■ Querspalte: Schnupfen ist cool
Schnupfen ist ein undankbarer Winterdefekte und gilt als „uncool“. Überall in der Wohnung liegen verschnupfte Taschen- und Geschirrtücher, Unterhosen, und T-Shirts herum; trotzdem streichelt einem niemand zärtlich bedauernd über den Kopf und findet tröstende Worte, wenn man mit einer gefühlten Temperatur von 39 Grad und laufender Nase herumläuft. Im Gegenteil.
Viele Mitbürger reagieren unsensibel, erzählt man ganz sachlich von der Grippe, die seit zwei Wochen dabei ist, einen dahinzuraffen. Dann hätte man sich eben ein bißchen zurücknehmen sollen Weihnachten und Silvester, sagen sie elternhaft, und wie oft hab ich dir gesagt, daß man sich die Haare föhnen soll nach dem Duschen.

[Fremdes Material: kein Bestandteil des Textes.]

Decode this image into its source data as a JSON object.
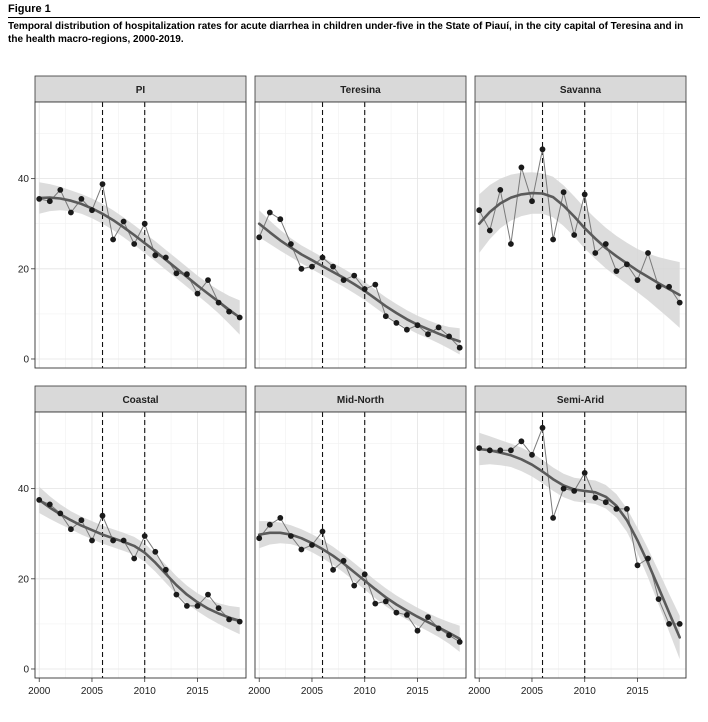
{
  "figure": {
    "label": "Figure 1",
    "caption": "Temporal distribution of hospitalization rates for acute diarrhea in children under-five in the State of Piauí, in the city capital of Teresina and in the health macro-regions, 2000-2019."
  },
  "chart_data": {
    "type": "line",
    "layout": "facet-grid 2x3",
    "x_ticks": [
      2000,
      2005,
      2010,
      2015
    ],
    "y_ticks": [
      0,
      20,
      40
    ],
    "xlim": [
      1999.6,
      2019.6
    ],
    "ylim": [
      -2,
      57
    ],
    "reference_lines_x": [
      2006,
      2010
    ],
    "grid": true,
    "colors": {
      "points": "#1a1a1a",
      "observed_line": "#7a7a7a",
      "trend_line": "#5a5a5a",
      "ribbon": "#d6d6d6",
      "strip": "#d9d9d9"
    },
    "x": [
      2000,
      2001,
      2002,
      2003,
      2004,
      2005,
      2006,
      2007,
      2008,
      2009,
      2010,
      2011,
      2012,
      2013,
      2014,
      2015,
      2016,
      2017,
      2018,
      2019
    ],
    "panels": [
      {
        "label": "PI",
        "values": [
          35.5,
          35.0,
          37.5,
          32.5,
          35.5,
          33.0,
          38.8,
          26.5,
          30.5,
          25.5,
          30.0,
          23.0,
          22.5,
          19.0,
          18.8,
          14.5,
          17.5,
          12.5,
          10.5,
          9.2
        ],
        "trend": [
          35.7,
          35.8,
          35.6,
          35.1,
          34.4,
          33.4,
          32.2,
          30.8,
          29.2,
          27.5,
          25.7,
          23.9,
          22.0,
          20.1,
          18.2,
          16.3,
          14.5,
          12.7,
          10.9,
          9.2
        ],
        "ci": [
          3.5,
          3.0,
          2.6,
          2.3,
          2.2,
          2.2,
          2.2,
          2.2,
          2.2,
          2.2,
          2.2,
          2.2,
          2.2,
          2.2,
          2.2,
          2.2,
          2.3,
          2.6,
          3.1,
          3.8
        ]
      },
      {
        "label": "Teresina",
        "values": [
          27.0,
          32.5,
          31.0,
          25.5,
          20.0,
          20.5,
          22.5,
          20.5,
          17.5,
          18.5,
          15.5,
          16.5,
          9.5,
          8.0,
          6.5,
          7.5,
          5.5,
          7.0,
          5.0,
          2.5
        ],
        "trend": [
          30.0,
          28.1,
          26.3,
          24.7,
          23.2,
          21.9,
          20.6,
          19.3,
          18.0,
          16.6,
          15.1,
          13.4,
          11.7,
          10.2,
          8.8,
          7.6,
          6.6,
          5.6,
          4.7,
          3.9
        ],
        "ci": [
          3.0,
          2.6,
          2.3,
          2.1,
          2.0,
          2.0,
          2.0,
          2.0,
          2.0,
          2.0,
          2.0,
          2.0,
          2.0,
          2.0,
          2.0,
          2.0,
          2.0,
          2.1,
          2.4,
          2.9
        ]
      },
      {
        "label": "Savanna",
        "values": [
          33.0,
          28.5,
          37.5,
          25.5,
          42.5,
          35.0,
          46.5,
          26.5,
          37.0,
          27.5,
          36.5,
          23.5,
          25.5,
          19.5,
          21.0,
          17.5,
          23.5,
          16.0,
          16.0,
          12.5
        ],
        "trend": [
          30.0,
          32.6,
          34.5,
          35.8,
          36.5,
          36.8,
          36.7,
          35.9,
          34.0,
          31.6,
          29.0,
          26.7,
          24.6,
          22.8,
          21.2,
          19.6,
          18.2,
          16.8,
          15.5,
          14.2
        ],
        "ci": [
          6.5,
          6.0,
          5.5,
          5.1,
          4.8,
          4.6,
          4.5,
          4.5,
          4.5,
          4.5,
          4.5,
          4.5,
          4.5,
          4.5,
          4.6,
          4.8,
          5.2,
          5.8,
          6.5,
          7.3
        ]
      },
      {
        "label": "Coastal",
        "values": [
          37.5,
          36.5,
          34.5,
          31.0,
          33.0,
          28.5,
          34.0,
          28.5,
          28.5,
          24.5,
          29.5,
          26.0,
          22.0,
          16.5,
          14.0,
          14.0,
          16.5,
          13.5,
          11.0,
          10.5
        ],
        "trend": [
          37.5,
          35.8,
          34.3,
          33.0,
          31.8,
          30.8,
          29.8,
          29.0,
          28.2,
          27.3,
          25.8,
          23.6,
          21.1,
          18.6,
          16.5,
          14.8,
          13.4,
          12.3,
          11.4,
          10.7
        ],
        "ci": [
          2.9,
          2.5,
          2.2,
          2.0,
          2.0,
          2.0,
          2.0,
          2.0,
          2.0,
          2.0,
          2.0,
          2.0,
          2.0,
          2.0,
          2.0,
          2.0,
          2.1,
          2.3,
          2.6,
          3.0
        ]
      },
      {
        "label": "Mid-North",
        "values": [
          29.0,
          32.0,
          33.5,
          29.5,
          26.5,
          27.5,
          30.5,
          22.0,
          24.0,
          18.5,
          21.0,
          14.5,
          15.0,
          12.5,
          12.0,
          8.5,
          11.5,
          9.0,
          7.5,
          6.0
        ],
        "trend": [
          29.8,
          30.2,
          30.2,
          29.8,
          29.0,
          27.9,
          26.6,
          25.1,
          23.4,
          21.5,
          19.6,
          17.7,
          15.9,
          14.3,
          12.9,
          11.6,
          10.4,
          9.2,
          8.0,
          6.7
        ],
        "ci": [
          3.0,
          2.6,
          2.3,
          2.1,
          2.0,
          2.0,
          2.0,
          2.0,
          2.0,
          2.0,
          2.0,
          2.0,
          2.0,
          2.0,
          2.0,
          2.0,
          2.0,
          2.1,
          2.4,
          2.9
        ]
      },
      {
        "label": "Semi-Arid",
        "values": [
          49.0,
          48.5,
          48.5,
          48.5,
          50.5,
          47.5,
          53.5,
          33.5,
          40.0,
          39.5,
          43.5,
          38.0,
          37.0,
          35.5,
          35.5,
          23.0,
          24.5,
          15.5,
          10.0,
          10.0
        ],
        "trend": [
          48.8,
          48.5,
          48.0,
          47.4,
          46.5,
          45.3,
          43.8,
          42.1,
          40.7,
          39.8,
          39.5,
          39.2,
          38.2,
          36.2,
          33.0,
          28.5,
          23.5,
          18.0,
          12.5,
          7.0
        ],
        "ci": [
          3.6,
          3.1,
          2.8,
          2.6,
          2.6,
          2.6,
          2.6,
          2.6,
          2.6,
          2.6,
          2.6,
          2.6,
          2.6,
          2.6,
          2.6,
          2.8,
          3.2,
          3.7,
          4.2,
          4.8
        ]
      }
    ]
  }
}
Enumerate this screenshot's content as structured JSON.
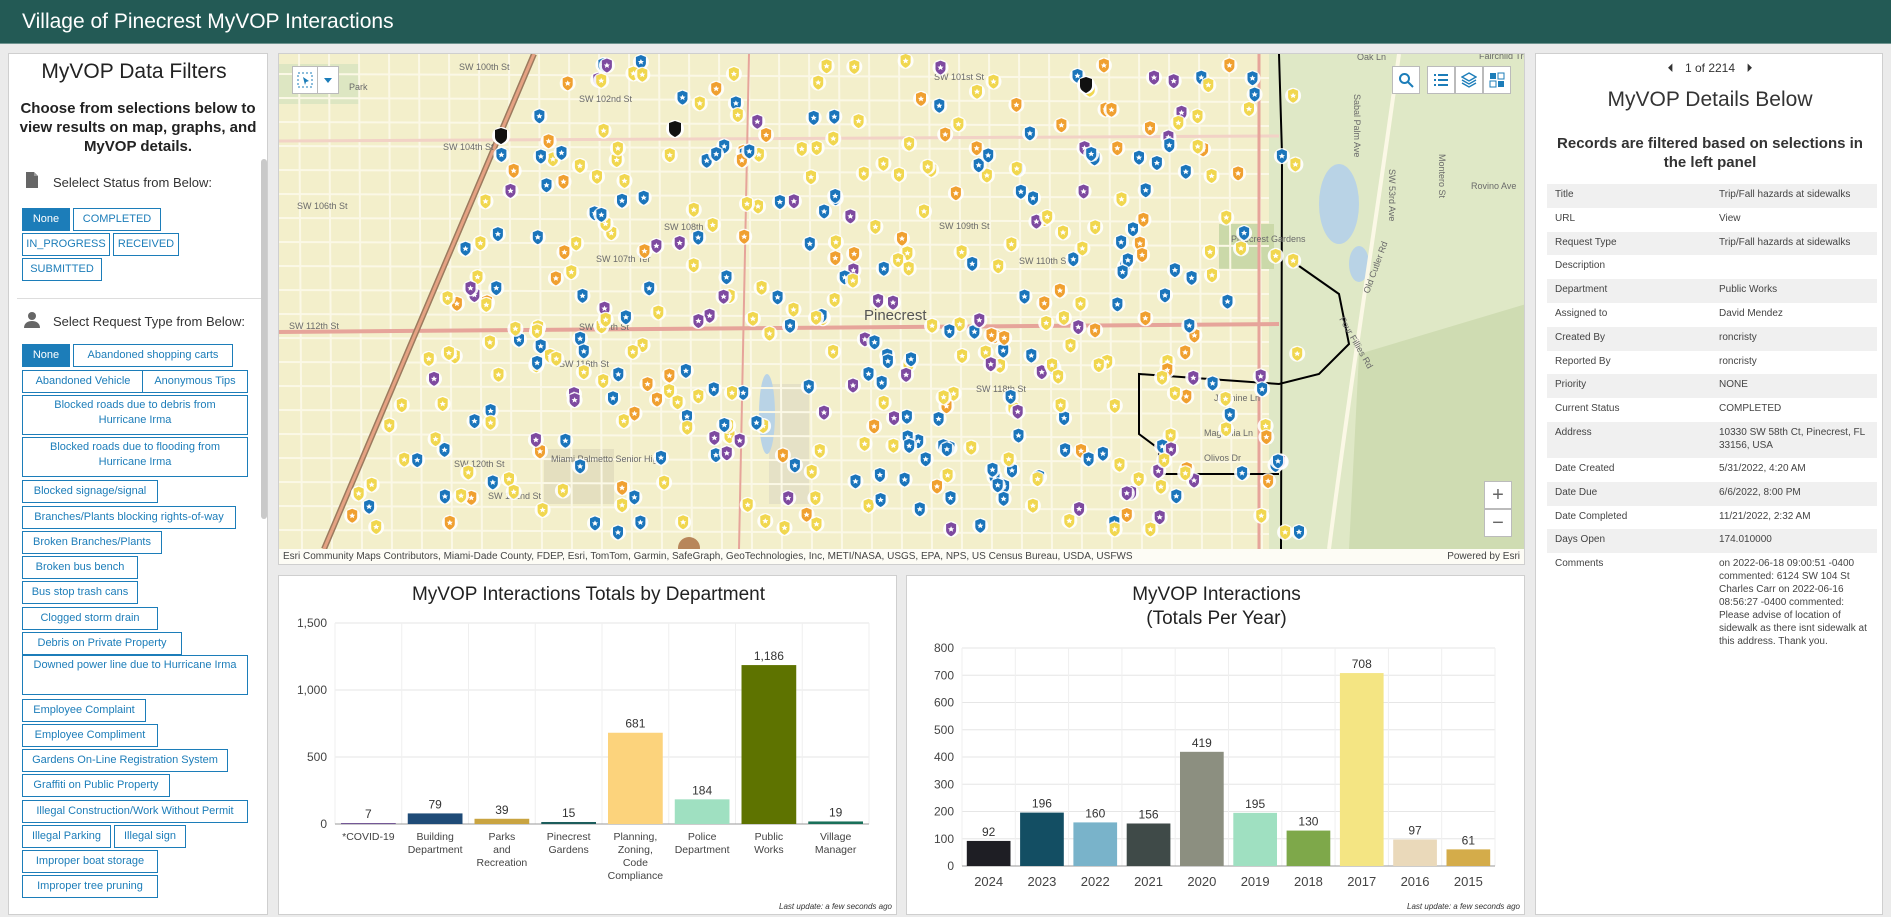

Manche tun auch ironisch besorgt, wenn man gemeinsame Lokalbesuche wegen Erkältung verweigert. Degradierend nesteln sie an dem Schal rum, den man trägt, und sagen, jaaa, da müsse man natürlich aufpassen, daß man das nicht verschleppe. Und man solle auf sich achtgeben und viel Orangen essen.
Glücklich ist der, der schöne Namen für seine Erkältung findet. Meine Nachbarin ist zum Beispiel wieder fröhlich, nachdem sie beim Arzt war und gibt ein bißchen mit ihrer „Rhinositis“ oder „Sinositis“ und „Tubenverstopfung im Kopf“ an.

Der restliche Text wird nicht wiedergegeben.